The range of options available may seem confusing at first to newcomers. The ones everybody recognises are caffé espresso - short, black, one shot, in a tiny cup, served at any time of day, caffé decaffeinato, decaffeinated, and caffé latte and cappuccino, milk coffees only meant to be consumed at breakfast. Caffé macchiato, a coffee just 'marked' with milk, and its counterpart latte macchiato, milk stained with coffee, are usually on offer, as is caffé americano caffé lungo and caffé doppio, all basically long black coffees, and not usually favoured by the locals.

Macchiatone is not so common. It is a hybrid style with more milk than a macchiato, less than a cappuccino. Some say that a caffé ristretto separates the truly serious coffee-drinkers from the rest. This super tiny, very concentrated coffee is the very first intense burst of liquid from the machine with an amazing flavour. 

After meals, it is customary to offer caffé corretto, coffee with a dash of some sort of liqueur in it, or an affogato (literally 'drowned') in which a scoop of ice cream is topped with an espresso shot, almost turning it into a dessert. 

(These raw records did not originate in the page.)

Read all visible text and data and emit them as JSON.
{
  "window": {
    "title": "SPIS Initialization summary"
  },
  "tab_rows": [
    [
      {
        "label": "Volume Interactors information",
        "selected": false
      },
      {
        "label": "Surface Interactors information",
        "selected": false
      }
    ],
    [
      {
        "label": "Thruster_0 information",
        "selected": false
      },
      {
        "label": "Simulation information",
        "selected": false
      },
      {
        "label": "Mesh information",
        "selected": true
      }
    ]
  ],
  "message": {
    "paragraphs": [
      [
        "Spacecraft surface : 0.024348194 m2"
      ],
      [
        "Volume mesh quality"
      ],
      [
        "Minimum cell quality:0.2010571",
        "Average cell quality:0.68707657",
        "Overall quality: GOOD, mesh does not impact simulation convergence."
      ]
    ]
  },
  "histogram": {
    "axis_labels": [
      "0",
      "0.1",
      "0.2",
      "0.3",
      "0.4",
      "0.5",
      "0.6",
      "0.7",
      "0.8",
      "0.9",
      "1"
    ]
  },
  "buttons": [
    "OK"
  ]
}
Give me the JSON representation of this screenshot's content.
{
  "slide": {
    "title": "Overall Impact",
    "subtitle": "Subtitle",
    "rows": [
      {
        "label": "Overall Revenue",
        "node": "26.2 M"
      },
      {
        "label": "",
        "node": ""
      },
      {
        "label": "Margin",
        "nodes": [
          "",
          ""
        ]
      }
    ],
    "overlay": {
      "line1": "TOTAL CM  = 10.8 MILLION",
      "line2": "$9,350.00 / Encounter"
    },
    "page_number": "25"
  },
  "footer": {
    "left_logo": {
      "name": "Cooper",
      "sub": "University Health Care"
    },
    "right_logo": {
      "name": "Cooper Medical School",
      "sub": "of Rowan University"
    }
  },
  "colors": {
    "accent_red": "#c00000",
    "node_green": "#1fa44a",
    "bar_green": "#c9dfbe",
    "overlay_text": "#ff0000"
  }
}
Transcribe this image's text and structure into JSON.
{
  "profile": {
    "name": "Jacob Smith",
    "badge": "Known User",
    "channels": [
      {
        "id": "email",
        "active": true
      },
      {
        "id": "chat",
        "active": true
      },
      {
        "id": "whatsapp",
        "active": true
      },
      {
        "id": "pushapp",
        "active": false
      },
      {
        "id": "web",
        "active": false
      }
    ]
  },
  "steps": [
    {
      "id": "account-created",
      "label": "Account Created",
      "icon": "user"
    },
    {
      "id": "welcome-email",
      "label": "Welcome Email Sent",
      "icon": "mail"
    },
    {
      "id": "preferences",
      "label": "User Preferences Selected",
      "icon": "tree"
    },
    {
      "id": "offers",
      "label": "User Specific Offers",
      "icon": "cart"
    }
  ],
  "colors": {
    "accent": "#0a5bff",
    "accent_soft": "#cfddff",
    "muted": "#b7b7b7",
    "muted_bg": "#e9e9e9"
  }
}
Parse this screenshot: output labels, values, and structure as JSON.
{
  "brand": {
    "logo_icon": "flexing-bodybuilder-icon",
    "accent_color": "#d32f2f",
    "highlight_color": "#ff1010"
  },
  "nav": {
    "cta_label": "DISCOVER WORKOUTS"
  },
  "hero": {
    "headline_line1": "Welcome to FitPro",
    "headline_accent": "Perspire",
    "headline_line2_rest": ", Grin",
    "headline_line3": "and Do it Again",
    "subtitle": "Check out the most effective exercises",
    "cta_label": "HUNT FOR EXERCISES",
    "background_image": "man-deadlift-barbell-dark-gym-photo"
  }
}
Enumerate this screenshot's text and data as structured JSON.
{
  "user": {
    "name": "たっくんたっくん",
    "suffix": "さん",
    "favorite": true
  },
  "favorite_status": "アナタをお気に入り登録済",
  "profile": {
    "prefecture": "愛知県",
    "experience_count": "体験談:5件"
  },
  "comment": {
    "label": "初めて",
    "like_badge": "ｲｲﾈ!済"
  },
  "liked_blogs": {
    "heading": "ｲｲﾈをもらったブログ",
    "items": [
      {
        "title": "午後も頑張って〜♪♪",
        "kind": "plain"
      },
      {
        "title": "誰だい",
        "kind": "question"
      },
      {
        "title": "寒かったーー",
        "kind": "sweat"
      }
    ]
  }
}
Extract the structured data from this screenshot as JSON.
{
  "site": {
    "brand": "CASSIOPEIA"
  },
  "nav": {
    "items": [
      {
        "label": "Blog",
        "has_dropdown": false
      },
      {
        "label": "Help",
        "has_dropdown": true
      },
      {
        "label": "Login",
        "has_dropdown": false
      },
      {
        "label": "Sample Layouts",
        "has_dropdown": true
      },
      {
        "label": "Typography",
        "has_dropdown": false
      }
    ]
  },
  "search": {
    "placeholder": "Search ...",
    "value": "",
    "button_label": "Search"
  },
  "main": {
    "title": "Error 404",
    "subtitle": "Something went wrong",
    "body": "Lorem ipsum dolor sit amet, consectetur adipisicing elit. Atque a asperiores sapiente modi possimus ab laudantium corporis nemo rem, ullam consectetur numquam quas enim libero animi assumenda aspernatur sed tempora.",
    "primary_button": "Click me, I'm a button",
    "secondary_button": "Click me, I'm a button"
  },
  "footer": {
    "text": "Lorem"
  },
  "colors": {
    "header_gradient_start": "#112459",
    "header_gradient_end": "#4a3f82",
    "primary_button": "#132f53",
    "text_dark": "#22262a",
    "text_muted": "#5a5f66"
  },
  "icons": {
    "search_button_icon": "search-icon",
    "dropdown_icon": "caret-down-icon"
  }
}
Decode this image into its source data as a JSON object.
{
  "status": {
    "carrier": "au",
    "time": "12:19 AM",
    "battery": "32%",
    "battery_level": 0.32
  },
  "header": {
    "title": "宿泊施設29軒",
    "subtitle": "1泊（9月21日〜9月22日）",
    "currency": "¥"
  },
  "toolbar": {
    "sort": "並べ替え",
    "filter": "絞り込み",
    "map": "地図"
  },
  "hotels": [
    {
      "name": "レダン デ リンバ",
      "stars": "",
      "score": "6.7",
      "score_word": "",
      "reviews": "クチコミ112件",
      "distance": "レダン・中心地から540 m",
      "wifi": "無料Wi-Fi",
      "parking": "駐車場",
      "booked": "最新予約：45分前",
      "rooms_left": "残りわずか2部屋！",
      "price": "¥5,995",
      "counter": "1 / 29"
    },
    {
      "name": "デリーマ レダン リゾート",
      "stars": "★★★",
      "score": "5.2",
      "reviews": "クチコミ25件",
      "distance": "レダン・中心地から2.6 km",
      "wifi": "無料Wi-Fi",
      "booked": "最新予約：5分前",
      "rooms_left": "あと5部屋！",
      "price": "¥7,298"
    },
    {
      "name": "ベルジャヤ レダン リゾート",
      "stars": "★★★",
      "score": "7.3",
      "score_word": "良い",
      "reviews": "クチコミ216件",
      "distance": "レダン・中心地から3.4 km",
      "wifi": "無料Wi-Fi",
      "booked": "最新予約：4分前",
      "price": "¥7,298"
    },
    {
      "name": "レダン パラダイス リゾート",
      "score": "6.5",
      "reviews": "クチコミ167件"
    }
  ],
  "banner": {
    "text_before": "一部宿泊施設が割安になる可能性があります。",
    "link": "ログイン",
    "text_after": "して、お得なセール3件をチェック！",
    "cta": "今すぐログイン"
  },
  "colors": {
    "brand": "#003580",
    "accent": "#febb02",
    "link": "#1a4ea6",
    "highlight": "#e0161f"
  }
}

It is little surprise that the best espresso machines used worldwide often have Made in Italy stamped on them. Yet, while almost without exception these are used in cafes in Italy, in the home, many people use a stovetop caffettiera, a small and quite effective device which forces boiling water through coffee grounds into the jug on top.

In the hotter southern regions of Italy, iced coffee (caffé freddo) and granita di caffé, coffee-flavoured shaved ice is a popular cooler at any time of day but particularly at breakfast, and of course coffee is used to flavour desserts (think, tiramisu) cakes and liqueurs throughout the country. 

Coffee has had such a major impact on Italy, and been so good for its economy, doesn't it seem perfectly right that the good Pope so many years ago gave it his blessing?